Gardner fibroma (GAF) is a benign soft tissue lesion with a predilection for childhood and adolescence and an association with familial adenomatous polyposis (FAP) and desmoid type fibromatosis (desmoid). We report 45 patients with GAF with clinicopathologic correlation and immunohistochemical analysis for P-catenin and related proteins. Forty-five patients with 57 GAFs were identified from surgical pathology and consultation files. Immunohistochemistry for beta-catenin, cyclin-D1, and C-myc was performed on formalin-fixed, paraffin-embedded tissues using standard techniques in 25 GAFs from 24 patients. Information about family history, intestinal polyps, colon cancer, and soft tissue tumors was available in 23 patients. Sixty-nine percent had known FAP or adenomatous polyposis coli (APC), 22% had no history of familial polyps or soft tissue tumors, and 13% had an individual or family history of soft tissue masses and/or desmoids, with follow-up periods of 6 months to 26 years (median 3 y, mean 5 y). The age range at initial diagnosis was 2 months to 36 years. Seventy-eight percent were diagnosed in the first decade, 15% in the second decade, and 7% in the third decade. Eight patients (18%) had documented desmoids concurrently or later: 4 of these had FAP and I had familial desmoids.
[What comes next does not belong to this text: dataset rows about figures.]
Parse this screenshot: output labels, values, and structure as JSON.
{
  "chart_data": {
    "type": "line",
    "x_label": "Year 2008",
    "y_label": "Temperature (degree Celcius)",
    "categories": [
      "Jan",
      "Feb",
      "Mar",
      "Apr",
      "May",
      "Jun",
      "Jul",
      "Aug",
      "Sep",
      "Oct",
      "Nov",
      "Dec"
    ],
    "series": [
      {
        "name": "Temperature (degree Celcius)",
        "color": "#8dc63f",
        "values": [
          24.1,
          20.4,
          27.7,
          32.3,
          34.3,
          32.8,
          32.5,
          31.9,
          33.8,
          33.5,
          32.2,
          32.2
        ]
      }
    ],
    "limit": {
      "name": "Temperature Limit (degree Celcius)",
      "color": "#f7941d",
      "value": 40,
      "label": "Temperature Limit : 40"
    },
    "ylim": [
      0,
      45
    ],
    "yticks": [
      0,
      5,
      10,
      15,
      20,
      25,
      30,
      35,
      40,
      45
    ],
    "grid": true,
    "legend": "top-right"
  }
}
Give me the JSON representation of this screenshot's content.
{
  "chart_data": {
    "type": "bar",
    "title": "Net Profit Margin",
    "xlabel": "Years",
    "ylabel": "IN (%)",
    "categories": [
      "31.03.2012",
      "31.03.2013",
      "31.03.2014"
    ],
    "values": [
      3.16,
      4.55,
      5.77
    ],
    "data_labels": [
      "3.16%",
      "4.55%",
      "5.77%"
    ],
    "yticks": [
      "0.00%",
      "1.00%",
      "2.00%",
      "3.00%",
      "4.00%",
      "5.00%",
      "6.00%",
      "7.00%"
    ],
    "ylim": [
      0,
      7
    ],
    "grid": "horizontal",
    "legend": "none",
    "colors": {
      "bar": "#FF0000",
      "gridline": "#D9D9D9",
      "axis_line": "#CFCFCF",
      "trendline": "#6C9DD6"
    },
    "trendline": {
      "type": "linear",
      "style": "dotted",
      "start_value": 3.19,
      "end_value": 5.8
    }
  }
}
Sites of GAF included the back and paraspinal region in 61%, the head and neck in 14%, the extremities in 14%, and the chest and abdomen in 11%. All displayed a bland hypocellular proliferation of haphazardly arranged coarse collagen fibers with a bland hypocellular proliferation of inconspicuous spindle cells, small blood vessels, and a sparse mast cell infiltrate. Immunohistochemically, 64% showed nuclear reactivity for beta-catenin (9 patients with known APC, 5 without definite information about FAP). One hundred percent showed nuclear reactivity for both cyclin-D1 and C-myc. beta-catenin reactivity had no correlation with age, site, or recurrence. Two beta-catenin-negative GAFs were from FAP patients. In conclusion, GAF has a predilection for childhood and early adulthood, a strong association with FAP/APC, an association with concurrent or subsequent development of desmoids, and overexpression of beta-catenin and other proteins in the A PC and Wnt pathways. The proportion of sporadic GAFs that have APC mutation remains to be determined.